The lack of information in this argument will undoubtedly result in objections. Some people may find the evidence provided inadequate to support the conclusions made, especially those strongly against the argument. There could be contradictory information available,

but it is probably less credible than what has been presented. Nevertheless, it is important to recognize potential objections before reaching a conclusion.

Individuals commonly hold personal beliefs that can lead them to disregard presented facts. For example, if someone strongly opposes the use of stimulant medication, they may disagree with the conclusion drawn about behavioral therapies. Some individuals believe that behavioral therapy is a better option than combining stimulants with therapy because they consider stimulants as an inappropriate treatment method.

In this situation credit can be given to this objection, but the facts available don't provide as much support as the original conclusion. There are objections to the argument that can be based on fact. The position stated on the presence of ADHD in other countries will be objected by many opposers of the argument. Even after seeing the factual evidence that ADHD popularity is increasing in other countries, many would argue that its presence in other countries is only a fraction of what is seen in The United States.

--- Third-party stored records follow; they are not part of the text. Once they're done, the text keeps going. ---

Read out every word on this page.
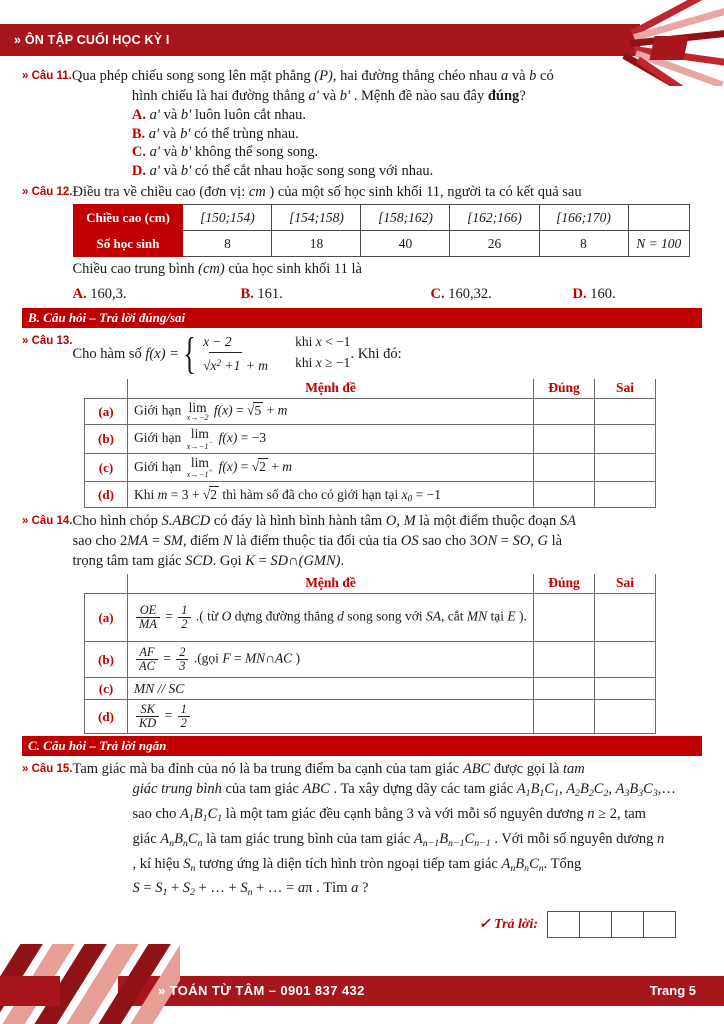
» ÔN TẬP CUỐI HỌC KỲ I
» Câu 11. Qua phép chiếu song song lên mặt phẳng (P), hai đường thẳng chéo nhau a và b có

hình chiếu là hai đường thẳng a' và b' . Mệnh đề nào sau đây đúng?

A. a' và b' luôn luôn cắt nhau.
B. a' và b' có thể trùng nhau.
C. a' và b' không thể song song.
D. a' và b' có thể cắt nhau hoặc song song với nhau.
» Câu 12. Điều tra về chiều cao (đơn vị: cm ) của một số học sinh khối 11, người ta có kết quả sau

Chiều cao (cm)	[150;154)	[154;158)	[158;162)	[162;166)	[166;170)	
Số học sinh	8	18	40	26	8	N = 100

Chiều cao trung bình (cm) của học sinh khối 11 là

A. 160,3.	B. 161.	C. 160,32.	D. 160.
B. Câu hỏi – Trả lời đúng/sai
» Câu 13.
Cho hàm số f(x) = { x − 2	khi x < −1
$√x^2 +1 + m$	khi x ≥ −1
. Khi đó:
	Mệnh đề	Đúng	Sai
(a)	Giới hạn lim
x→−2 f(x) = √5 + m		
(b)	Giới hạn lim
x→−1− f(x) = −3		
(c)	Giới hạn lim
x→−1+ f(x) = √2 + m		
(d)	Khi m = 3 + √2 thì hàm số đã cho có giới hạn tại $x_0 = -1$		
» Câu 14. Cho hình chóp S.ABCD có đáy là hình bình hành tâm O, M là một điểm thuộc đoạn SA

sao cho 2MA = SM, điểm N là điểm thuộc tia đối của tia OS sao cho 3ON = SO, G là

trọng tâm tam giác SCD. Gọi K = SD∩(GMN).

	Mệnh đề	Đúng	Sai
(a)	$\frac{OE}{MA} = \frac{1}{2}$ .( từ O dựng đường thẳng d song song với SA, cắt MN tại E ).		
(b)	$\frac{AF}{AC} = \frac{2}{3}$ .(gọi F = MN∩AC )		
(c)	MN // SC		
(d)	$\frac{SK}{KD} = \frac{1}{2}$

C. Câu hỏi – Trả lời ngắn
» Câu 15. Tam giác mà ba đỉnh của nó là ba trung điểm ba cạnh của tam giác ABC được gọi là tam

giác trung bình của tam giác ABC . Ta xây dựng dãy các tam giác $A_1B_1C_1$, $A_2B_2C_2$, $A_3B_3C_3,\dots$

sao cho $A_1B_1C_1$ là một tam giác đều cạnh bằng 3 và với mỗi số nguyên dương n ≥ 2, tam

giác $A_nB_nC_n$ là tam giác trung bình của tam giác $A_{n-1}B_{n-1}C_{n-1}$ . Với mỗi số nguyên dương n

, kí hiệu $S_n$ tương ứng là diện tích hình tròn ngoại tiếp tam giác $A_nB_nC_n$. Tổng

$S = S_1 + S_2$ + … + $S_n$ + … = aπ . Tìm a ?

✓ Trả lời:
» TOÁN TỪ TÂM – 0901 837 432	Trang 5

Although this statement may appear to form a solid argument, it is countered by other factors. It is important to consider the population of a country when measuring numbers in terms of individuals. Due to its significantly larger population compared to most countries, the US would naturally have higher numbers when measured in individuals. However, creating a percentage by dividing the number of individuals by the country's population yields more accurate results. When examining ADHD rates in terms of percentages, similar rates are observed among developed countries worldwide.

Opponents may raise the most anticipated objection to the stated position concerning stimulant

medications. Despite the findings from a two-year study indicating the safety of using such medications with no notable risks, dissenters maintain a pessimistic stance. Nonetheless, there are some proponents who disagree and believe in the effectiveness of these medications.